Oh man! I forgot to mention that in the region video. I actually did mention it in footage that I edited out and on my Let's Play series, but yeah... top of the list! What I'll probably say is that you can avoid the problem by the two-step save (save then exit without saving) or using the mod!
For the freight stations and neighbour connections. Does Industry and freight care what's on the other side of that connection? Would a tile of mostly Commercial or Residential or more Industry draw more freight traffic than the others?
Someone correct me if I'm wrong, but I'm 99% sure the answer is "no". Freight needs to leave the map to provide demand cap relief (ie. allow you to generate more industrial demand). It doesn't matter what's on the other side of the tile in terms of the demand cap. It would be cool if freight was shipped to dirty and manufacturing industries, turned into products and then shipped to retailers like in real life, but SimCity 4 doesn't model that in terms of traffic on the map (it does so with demand).

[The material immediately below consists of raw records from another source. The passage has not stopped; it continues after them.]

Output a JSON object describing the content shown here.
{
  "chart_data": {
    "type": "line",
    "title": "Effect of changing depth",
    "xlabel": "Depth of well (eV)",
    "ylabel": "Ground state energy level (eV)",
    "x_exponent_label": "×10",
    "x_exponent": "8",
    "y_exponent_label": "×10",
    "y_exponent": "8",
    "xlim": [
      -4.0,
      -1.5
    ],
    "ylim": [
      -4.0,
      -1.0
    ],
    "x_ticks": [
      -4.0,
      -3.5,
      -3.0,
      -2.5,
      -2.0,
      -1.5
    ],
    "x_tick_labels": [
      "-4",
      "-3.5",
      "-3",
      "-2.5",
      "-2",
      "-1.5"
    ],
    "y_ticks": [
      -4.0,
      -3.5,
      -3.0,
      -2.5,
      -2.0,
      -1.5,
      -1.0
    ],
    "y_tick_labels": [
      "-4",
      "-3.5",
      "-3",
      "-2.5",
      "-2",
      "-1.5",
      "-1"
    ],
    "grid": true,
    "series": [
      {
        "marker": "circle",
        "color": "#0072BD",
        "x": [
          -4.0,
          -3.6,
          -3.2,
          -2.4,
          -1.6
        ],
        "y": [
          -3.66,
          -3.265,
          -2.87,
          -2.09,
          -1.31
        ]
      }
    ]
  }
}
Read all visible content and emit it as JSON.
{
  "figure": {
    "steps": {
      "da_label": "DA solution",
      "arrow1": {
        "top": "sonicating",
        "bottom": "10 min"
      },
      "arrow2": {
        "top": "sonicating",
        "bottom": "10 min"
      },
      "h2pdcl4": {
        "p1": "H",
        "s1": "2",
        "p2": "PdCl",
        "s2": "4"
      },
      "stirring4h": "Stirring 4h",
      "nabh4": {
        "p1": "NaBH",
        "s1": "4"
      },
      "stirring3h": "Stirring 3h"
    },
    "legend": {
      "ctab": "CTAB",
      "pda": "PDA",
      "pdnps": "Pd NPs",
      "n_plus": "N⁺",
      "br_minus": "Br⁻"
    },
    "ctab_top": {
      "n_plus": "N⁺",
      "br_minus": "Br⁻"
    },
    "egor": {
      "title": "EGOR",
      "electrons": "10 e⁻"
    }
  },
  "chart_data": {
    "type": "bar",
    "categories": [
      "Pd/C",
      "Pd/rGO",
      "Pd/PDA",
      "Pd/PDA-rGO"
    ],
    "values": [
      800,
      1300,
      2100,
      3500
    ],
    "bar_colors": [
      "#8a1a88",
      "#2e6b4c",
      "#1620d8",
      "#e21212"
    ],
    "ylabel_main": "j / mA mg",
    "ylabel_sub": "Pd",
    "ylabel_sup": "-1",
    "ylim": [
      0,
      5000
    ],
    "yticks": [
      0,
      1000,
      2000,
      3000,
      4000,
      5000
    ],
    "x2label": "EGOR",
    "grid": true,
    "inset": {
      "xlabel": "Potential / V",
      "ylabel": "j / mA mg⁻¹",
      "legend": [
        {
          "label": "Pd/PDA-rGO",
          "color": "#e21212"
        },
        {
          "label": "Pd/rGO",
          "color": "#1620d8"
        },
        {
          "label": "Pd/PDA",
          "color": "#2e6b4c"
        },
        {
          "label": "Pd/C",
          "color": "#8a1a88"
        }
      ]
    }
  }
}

To be clear though, in order to get industrial demand of the various types (I-D, I-M and I-HT), you need to have sufficient residential population in the current and/or adjacent tiles. So just placing a freight rail or road connection to a neighbouring city and having freight travel on it doesn't increase demand for industry, it increases the demand cap. The demand comes from Sims looking for the jobs.
100% agree with @rob_mtl on this. A fast exit from the map improves factory productivity, in my experience, but once the freight exits it is gone from the game. To paraphrase @A Nonny Moose and others, upon reaching a Sea Port or road/rail Neighbour Connection, the freight load "goes on to the great bit bucket in the sky".
There are all sorts of warnings that the Maxis Sea Port hinders industrial demand, so if your city leans heavily on industry, you'll need to use road/rail, or download a Sea Port mod. For just a little bit of industry, the Maxis Sea Port is just fine.
I would add to that. Even if you aren't using a seaport mod, one use for seaports is to allow you to place industrial areas away from the edge of the map. One useful way to think about water is as a way of moving the edges of the map tile, where so much SC4 traffic happens, to other areas of the tile. Ferries can have a similar function.
Generally speaking the trick to getting freight to use rail (or a port) is to deny it other options. Resist the temptation to connect industry to residential via fast routes like OWR, avenue and road. Use streets instead (and subways/elevated trains as needed). Also deny them road-based neighbour connections. That way you can force them to use rail and ports for freight. It would be cool if someone could develop a mod that only allows freight to travel on certain types of roads. In real life, large trucks are generally limited to arterial roads, collectors and expressways.
I vaguely recall from a year or three ago someone mentioning certain blockers that can be placed on networks to do exactly that. Maybe my post here will trigger someone's memory and they'll post about them.
I don't know if this is the file Corina meant, but at least they do exactly what she wrote. To restrict the traffic to only freight, you would need to use two blockers since each one blocks only one type of traffic, but in theory this is possible. It's of course entirely possible to create blockers that block more than one type of traffic, I just didn't do that to keep the amount of lots low (or, to express it more properly, not too high).